SERCA2b overexpression alters Ca²⁺ responses in oocytes/eggs. (A) [Ca²⁺]_ER levels were estimated from [Ca²⁺]_i responses induced by addition of 2 µM ionomycin in Ca²⁺ free medium and representative traces of Fura-2 emission ratios are shown. The comparison of fluorescent [Ca²⁺]_i peaks between stages is shown in a bar graph to the right of the traces (n = 18–26).
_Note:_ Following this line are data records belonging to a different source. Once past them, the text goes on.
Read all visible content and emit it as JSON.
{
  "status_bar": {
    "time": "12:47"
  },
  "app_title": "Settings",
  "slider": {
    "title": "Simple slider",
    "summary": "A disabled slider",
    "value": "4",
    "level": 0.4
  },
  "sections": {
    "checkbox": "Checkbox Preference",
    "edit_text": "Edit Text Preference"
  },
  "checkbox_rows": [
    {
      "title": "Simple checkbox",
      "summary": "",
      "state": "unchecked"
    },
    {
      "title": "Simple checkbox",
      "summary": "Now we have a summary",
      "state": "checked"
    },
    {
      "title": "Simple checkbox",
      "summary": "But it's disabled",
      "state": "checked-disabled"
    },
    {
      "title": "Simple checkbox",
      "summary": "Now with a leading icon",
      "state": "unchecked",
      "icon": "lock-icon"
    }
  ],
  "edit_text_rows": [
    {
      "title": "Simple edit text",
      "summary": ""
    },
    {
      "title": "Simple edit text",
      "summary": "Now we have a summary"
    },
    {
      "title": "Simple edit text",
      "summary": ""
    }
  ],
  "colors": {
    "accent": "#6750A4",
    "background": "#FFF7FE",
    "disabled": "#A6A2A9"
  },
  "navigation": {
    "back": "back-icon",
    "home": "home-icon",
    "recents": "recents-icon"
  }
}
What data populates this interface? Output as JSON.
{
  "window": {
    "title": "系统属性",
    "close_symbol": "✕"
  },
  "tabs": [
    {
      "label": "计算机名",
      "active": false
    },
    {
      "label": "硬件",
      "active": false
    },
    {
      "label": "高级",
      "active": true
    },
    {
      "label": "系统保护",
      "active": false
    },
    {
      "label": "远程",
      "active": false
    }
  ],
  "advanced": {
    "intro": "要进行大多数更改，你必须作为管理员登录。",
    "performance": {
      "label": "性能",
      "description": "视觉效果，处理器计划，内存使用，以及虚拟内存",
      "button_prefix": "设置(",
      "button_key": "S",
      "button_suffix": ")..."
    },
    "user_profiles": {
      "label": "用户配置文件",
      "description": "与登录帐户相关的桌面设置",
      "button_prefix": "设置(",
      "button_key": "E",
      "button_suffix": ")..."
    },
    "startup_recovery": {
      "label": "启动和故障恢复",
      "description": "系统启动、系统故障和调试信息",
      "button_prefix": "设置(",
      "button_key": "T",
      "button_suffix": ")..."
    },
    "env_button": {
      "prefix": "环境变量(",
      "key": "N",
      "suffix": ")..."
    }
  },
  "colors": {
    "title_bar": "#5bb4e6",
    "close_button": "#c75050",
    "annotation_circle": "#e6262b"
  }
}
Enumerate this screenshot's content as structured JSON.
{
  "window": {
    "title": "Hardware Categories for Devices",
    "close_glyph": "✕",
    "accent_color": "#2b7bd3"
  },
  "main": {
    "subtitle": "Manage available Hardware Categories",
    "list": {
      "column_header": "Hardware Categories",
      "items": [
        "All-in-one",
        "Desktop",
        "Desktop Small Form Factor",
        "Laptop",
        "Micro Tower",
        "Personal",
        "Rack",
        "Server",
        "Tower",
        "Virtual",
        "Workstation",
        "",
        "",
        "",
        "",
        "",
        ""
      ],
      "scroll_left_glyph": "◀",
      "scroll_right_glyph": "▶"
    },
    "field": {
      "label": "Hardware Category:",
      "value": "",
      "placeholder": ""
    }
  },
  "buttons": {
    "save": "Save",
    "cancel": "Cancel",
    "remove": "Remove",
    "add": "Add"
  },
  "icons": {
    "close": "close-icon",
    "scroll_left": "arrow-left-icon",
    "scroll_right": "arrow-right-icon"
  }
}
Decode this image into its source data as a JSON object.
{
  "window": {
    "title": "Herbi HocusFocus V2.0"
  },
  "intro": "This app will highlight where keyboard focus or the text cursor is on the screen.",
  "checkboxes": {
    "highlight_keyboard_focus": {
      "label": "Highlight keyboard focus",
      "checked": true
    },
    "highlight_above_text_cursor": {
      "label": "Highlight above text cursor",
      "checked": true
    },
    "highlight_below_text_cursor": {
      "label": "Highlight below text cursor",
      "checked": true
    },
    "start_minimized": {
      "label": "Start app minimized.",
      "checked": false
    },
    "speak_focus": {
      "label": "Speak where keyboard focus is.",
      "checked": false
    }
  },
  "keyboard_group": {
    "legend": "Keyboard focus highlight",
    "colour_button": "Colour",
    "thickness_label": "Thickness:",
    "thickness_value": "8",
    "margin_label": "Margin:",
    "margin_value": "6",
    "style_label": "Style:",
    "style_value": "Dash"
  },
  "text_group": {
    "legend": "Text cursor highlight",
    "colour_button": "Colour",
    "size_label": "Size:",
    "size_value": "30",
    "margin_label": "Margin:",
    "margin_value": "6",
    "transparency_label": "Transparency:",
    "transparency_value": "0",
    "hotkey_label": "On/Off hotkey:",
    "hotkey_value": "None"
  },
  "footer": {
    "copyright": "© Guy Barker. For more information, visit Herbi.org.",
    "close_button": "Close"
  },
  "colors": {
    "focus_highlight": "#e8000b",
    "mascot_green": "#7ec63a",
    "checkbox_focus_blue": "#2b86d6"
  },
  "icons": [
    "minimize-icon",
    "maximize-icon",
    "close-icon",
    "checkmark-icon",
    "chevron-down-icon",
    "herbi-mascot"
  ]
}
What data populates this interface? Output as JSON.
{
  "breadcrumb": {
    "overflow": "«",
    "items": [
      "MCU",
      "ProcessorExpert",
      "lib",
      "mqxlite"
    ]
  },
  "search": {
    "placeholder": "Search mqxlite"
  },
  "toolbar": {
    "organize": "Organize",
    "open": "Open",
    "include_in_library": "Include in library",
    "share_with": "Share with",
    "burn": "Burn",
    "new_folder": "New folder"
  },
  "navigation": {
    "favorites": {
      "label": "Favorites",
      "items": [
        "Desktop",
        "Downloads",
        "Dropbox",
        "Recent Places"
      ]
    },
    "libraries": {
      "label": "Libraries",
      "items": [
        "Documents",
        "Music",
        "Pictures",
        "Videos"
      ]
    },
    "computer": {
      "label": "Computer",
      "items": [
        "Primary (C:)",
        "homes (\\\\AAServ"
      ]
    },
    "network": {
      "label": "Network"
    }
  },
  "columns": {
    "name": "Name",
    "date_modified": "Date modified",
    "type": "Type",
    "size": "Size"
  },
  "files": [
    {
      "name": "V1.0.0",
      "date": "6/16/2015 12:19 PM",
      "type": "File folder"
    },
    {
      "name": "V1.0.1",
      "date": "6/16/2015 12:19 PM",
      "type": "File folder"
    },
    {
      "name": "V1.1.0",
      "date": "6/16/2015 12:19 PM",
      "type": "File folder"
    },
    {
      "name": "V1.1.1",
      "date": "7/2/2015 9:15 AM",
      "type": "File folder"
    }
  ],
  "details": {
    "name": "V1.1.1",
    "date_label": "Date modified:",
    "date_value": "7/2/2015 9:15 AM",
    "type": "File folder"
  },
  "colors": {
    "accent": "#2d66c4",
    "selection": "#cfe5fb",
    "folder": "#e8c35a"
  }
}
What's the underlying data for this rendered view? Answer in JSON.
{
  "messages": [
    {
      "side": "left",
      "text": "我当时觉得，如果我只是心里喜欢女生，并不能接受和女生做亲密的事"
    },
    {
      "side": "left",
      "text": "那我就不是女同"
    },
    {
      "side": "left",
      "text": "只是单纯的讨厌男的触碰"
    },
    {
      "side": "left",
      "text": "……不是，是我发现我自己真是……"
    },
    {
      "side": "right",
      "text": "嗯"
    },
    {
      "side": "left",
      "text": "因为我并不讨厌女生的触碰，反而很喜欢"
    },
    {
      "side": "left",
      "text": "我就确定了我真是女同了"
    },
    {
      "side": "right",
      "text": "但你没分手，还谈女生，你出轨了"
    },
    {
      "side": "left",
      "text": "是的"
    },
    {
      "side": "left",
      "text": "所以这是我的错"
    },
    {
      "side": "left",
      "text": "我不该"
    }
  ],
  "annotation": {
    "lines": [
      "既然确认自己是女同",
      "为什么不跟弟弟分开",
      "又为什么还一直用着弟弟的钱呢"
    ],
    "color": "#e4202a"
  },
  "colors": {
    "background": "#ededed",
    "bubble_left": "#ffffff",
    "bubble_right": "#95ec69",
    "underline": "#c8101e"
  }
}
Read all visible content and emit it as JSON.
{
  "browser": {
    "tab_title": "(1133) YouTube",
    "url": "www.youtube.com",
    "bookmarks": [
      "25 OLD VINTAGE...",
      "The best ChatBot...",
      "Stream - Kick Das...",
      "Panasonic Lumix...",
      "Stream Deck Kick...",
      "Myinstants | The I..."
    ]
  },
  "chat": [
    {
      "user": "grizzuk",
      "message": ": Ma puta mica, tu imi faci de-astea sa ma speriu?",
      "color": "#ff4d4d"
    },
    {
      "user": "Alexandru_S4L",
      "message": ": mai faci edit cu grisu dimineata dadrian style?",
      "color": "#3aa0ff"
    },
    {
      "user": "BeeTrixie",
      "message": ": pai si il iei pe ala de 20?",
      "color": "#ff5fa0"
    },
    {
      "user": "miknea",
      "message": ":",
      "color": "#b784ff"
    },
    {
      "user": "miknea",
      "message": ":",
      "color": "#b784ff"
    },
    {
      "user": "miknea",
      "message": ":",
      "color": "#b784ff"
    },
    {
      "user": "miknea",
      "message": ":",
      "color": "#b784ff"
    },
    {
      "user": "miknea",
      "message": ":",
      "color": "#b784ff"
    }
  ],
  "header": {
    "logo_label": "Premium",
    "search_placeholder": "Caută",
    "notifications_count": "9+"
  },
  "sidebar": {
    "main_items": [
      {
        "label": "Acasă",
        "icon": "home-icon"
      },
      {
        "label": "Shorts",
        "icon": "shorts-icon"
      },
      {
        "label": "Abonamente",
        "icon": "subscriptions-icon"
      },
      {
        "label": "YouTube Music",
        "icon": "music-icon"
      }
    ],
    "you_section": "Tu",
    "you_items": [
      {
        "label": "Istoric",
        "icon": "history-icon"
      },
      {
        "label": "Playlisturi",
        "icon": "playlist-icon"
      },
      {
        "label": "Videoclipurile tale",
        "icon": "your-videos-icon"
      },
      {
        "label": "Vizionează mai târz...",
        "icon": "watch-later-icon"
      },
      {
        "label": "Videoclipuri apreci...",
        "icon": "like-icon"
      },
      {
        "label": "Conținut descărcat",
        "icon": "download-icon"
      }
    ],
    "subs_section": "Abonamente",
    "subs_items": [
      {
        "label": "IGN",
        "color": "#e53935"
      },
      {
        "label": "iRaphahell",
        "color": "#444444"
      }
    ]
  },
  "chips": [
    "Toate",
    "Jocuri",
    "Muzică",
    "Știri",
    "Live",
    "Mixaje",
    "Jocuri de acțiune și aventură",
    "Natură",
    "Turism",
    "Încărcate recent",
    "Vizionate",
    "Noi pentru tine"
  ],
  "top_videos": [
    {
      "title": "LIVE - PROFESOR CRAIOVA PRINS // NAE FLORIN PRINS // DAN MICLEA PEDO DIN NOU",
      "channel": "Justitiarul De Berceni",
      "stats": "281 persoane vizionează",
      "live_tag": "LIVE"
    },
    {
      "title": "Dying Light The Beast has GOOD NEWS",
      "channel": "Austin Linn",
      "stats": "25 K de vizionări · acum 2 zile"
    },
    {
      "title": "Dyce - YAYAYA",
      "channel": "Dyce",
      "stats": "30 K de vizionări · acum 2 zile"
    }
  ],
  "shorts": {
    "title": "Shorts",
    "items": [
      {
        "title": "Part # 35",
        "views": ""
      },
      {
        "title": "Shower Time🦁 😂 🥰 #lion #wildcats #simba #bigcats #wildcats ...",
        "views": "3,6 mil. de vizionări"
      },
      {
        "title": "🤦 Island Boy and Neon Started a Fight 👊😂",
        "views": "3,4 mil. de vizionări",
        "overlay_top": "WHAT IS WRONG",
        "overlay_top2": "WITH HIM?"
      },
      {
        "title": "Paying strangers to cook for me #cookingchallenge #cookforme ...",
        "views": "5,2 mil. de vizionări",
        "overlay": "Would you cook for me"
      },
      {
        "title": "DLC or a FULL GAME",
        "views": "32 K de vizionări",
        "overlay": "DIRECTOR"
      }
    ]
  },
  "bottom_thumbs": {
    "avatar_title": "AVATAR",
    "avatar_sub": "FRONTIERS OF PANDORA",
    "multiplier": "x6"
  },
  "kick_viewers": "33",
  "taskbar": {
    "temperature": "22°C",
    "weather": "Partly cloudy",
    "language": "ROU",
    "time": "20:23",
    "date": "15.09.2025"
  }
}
Error bars represent s.e.m. and bars with different superscripts are significantly different (P<0.05). (B) Meiotic progression to the MII stage indicated as the percentage of oocytes with extrusion of the first polar body (n = 16–23). (C) IP₃-induced Ca²⁺ release obtained after photolysis of cIP₃ release (0.25 mM) by a flash of UV (arrow; 0.1 second). Representative traces of increases of Fluo-4 fluorescence caused by cIP₃ in control (black trace; n = 29) and in oocytes overexpressing SERCA2b (red trace; n = 24) are shown. The percentage of oocytes showing repetitive [Ca²⁺]_i rises were compared and displayed in a bar graph to the right. Asterisk indicates statistical significance (*P<0.01, Chi-squared test). (D) The relative emission ratio of D1ER (the value at the beginning of measurement was defined as 1; black line) and [Ca²⁺]_i (Rhod-2; red trace) during PLCζ-induced oscillations were measured and representative traces are shown in control (n = 14) and in SERCA2b-overexpressing eggs (n = 20). Bar graphs show comparison of [Ca²⁺]_ER basal levels ∼180 minutes after initiation of monitoring. *P<0.05, Student's t-test.